1. El Concilio Vaticano II

Con este contexto inmediato, el Concilio Vaticano II al afrontar los temas del matrimonio y de la familia en la Gaudium et spes los trata como el primero de los problemas y necesidades urgentes en el mundo actual (GS 46). En expresión del mismo Concilio “la salvación de la persona y de la sociedad humana y cristiana está estrechamente ligada a la prosperidad de la comunidad conyugal y familiar” (GS 47). Después de describir las sombras que oscurecen la dignidad de esta institución, se propone exponer la doctrina sobre la dignidad del matrimonio y de la familia (GS 48).

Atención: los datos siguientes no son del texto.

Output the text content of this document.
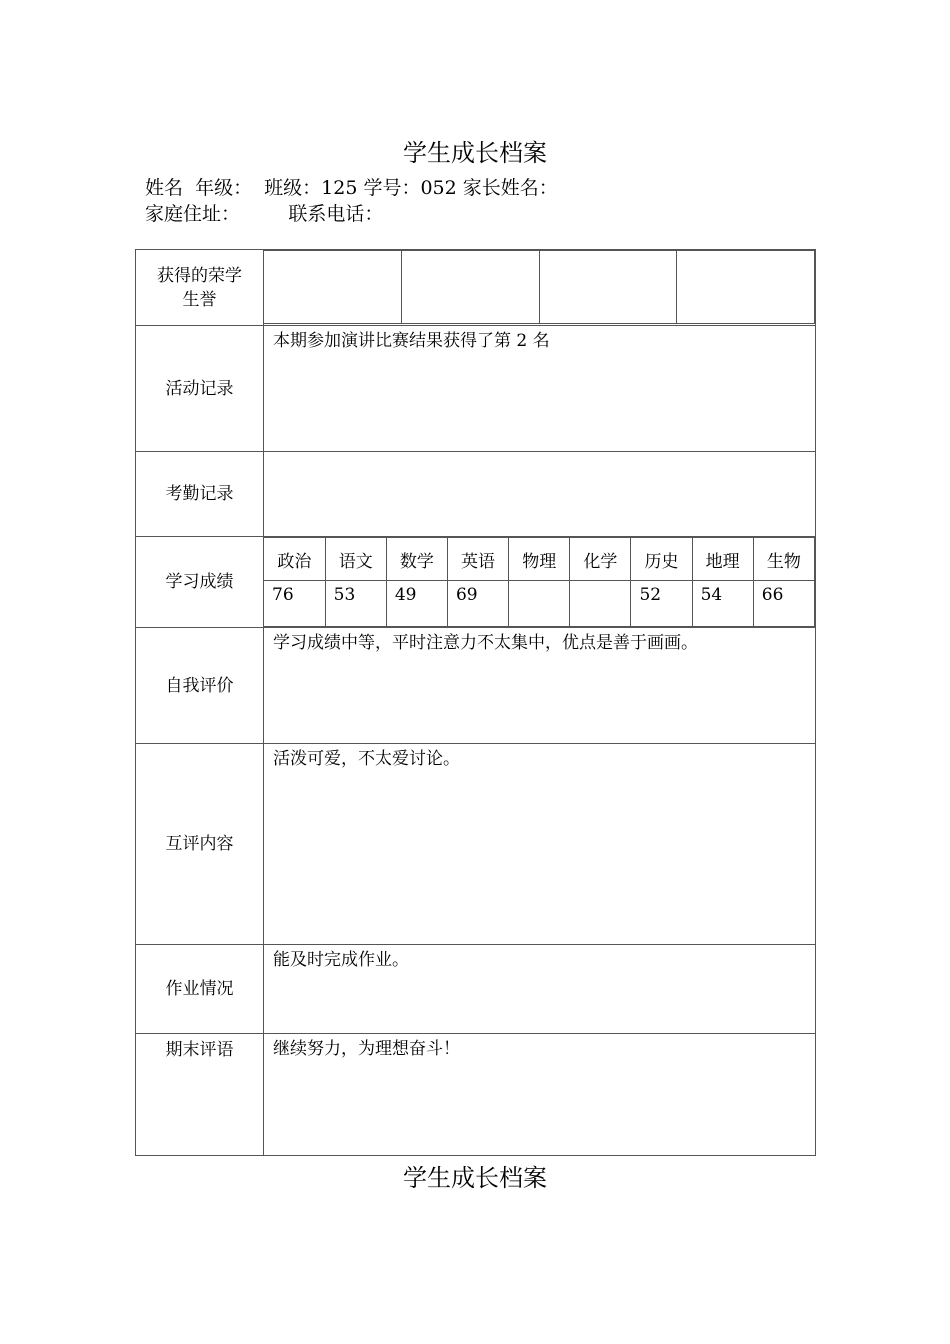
学生成长档案
姓名  年级：  班级：125 学号：052 家长姓名：
家庭住址：        联系电话：
获得的荣学生誉	

活动记录	本期参加演讲比赛结果获得了第 2 名
考勤记录	
学习成绩	
政治	语文	数学	英语	物理	化学	历史	地理	生物
76	53	49	69			52	54	66

自我评价	学习成绩中等，平时注意力不太集中，优点是善于画画。
互评内容	活泼可爱，不太爱讨论。
作业情况	能及时完成作业。
期末评语	继续努力，为理想奋斗！
学生成长档案
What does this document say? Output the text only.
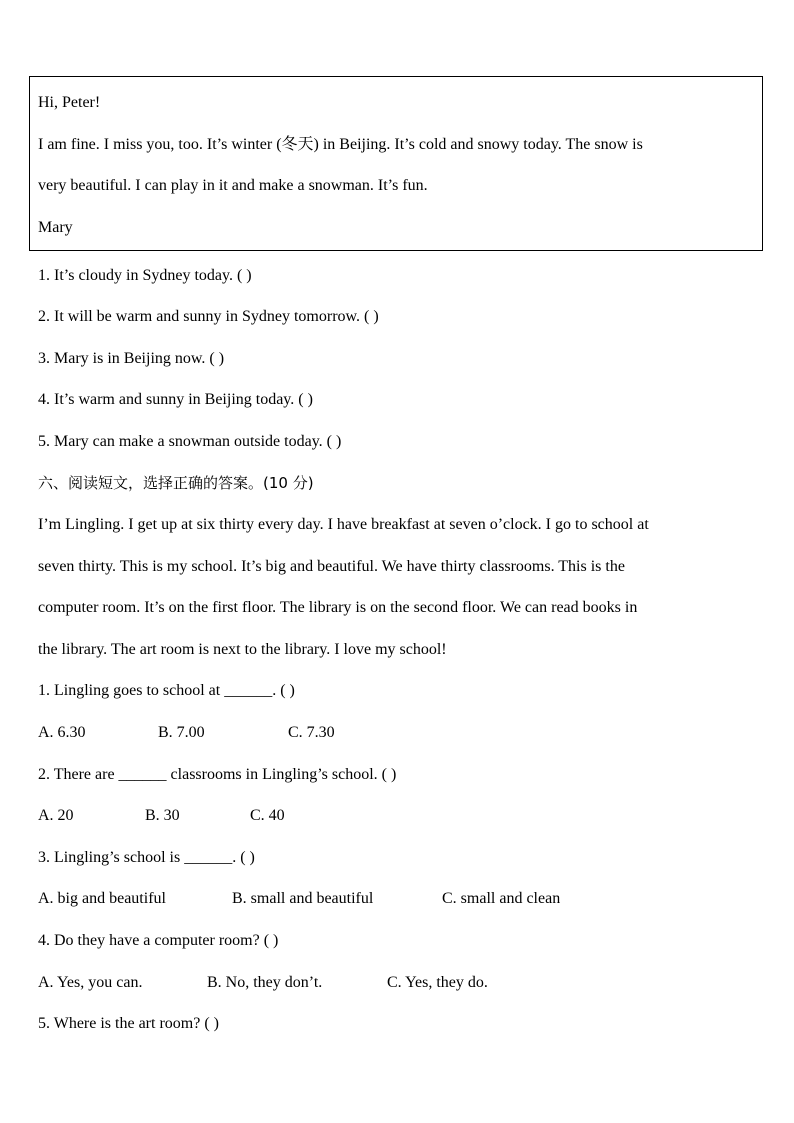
Hi, Peter!
I am fine. I miss you, too. It’s winter (冬天) in Beijing. It’s cold and snowy today. The snow is
very beautiful. I can play in it and make a snowman. It’s fun.
Mary
1. It’s cloudy in Sydney today. ( )
2. It will be warm and sunny in Sydney tomorrow. ( )
3. Mary is in Beijing now. ( )
4. It’s warm and sunny in Beijing today. ( )
5. Mary can make a snowman outside today. ( )
六、阅读短文，选择正确的答案。(10 分)
I’m Lingling. I get up at six thirty every day. I have breakfast at seven o’clock. I go to school at
seven thirty. This is my school. It’s big and beautiful. We have thirty classrooms. This is the
computer room. It’s on the first floor. The library is on the second floor. We can read books in
the library. The art room is next to the library. I love my school!
1. Lingling goes to school at ______. ( )
A. 6.30	B. 7.00	C. 7.30
2. There are ______ classrooms in Lingling’s school. ( )
A. 20	B. 30	C. 40
3. Lingling’s school is ______. ( )
A. big and beautiful	B. small and beautiful	C. small and clean
4. Do they have a computer room? ( )
A. Yes, you can.	B. No, they don’t.	C. Yes, they do.
5. Where is the art room? ( )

En este apartado de la Constitución pastoral sobre la Iglesia en el mundo actual (GS 48) el Concilio ofrece una síntesis en la que se guarda un equilibrio entre el carácter institucional del matrimonio y los nuevos acentos que venían propiciados por la corriente personalista. En primer lugar llama la atención la descripción que se hace del matrimonio como “íntima comunidad de vida y amor conyugal”. La expresión “íntima comunidad” y la referencia directa al “amor conyugal” son una clara expresión de la perspectiva en la que se sitúa el Concilio. Esta “íntima comunidad”, continua el Concilio, esta “fundada por el Creador y provista de leyes propias” que no se especifican. El término “contrato” es sustituido por la palabra “alianza” (foedus) de mayor relevancia bíblica y que hace referencia al consentimiento matrimonial: “esta comunidad […] se establece con la alianza del matrimonio, es decir, con un consentimiento personal irrevocable” (GS 48).

El Concilio hace compatible estas nuevas expresiones con el lenguaje más tradicional: “Así, por el acto humano con el que los cónyuges se entregan y aceptan mutuamente nace una institución estable por ordenación divina, también ante la sociedad” (Ibíd). La palabra “institución” es completada con el término “vínculo sagrado” que apunta a la esencia del matrimonio: “este vínculo sagrado, con miras al bien tanto de los cónyuges y de la prole como de la sociedad, no depende del arbitrio humano” (Ibíd).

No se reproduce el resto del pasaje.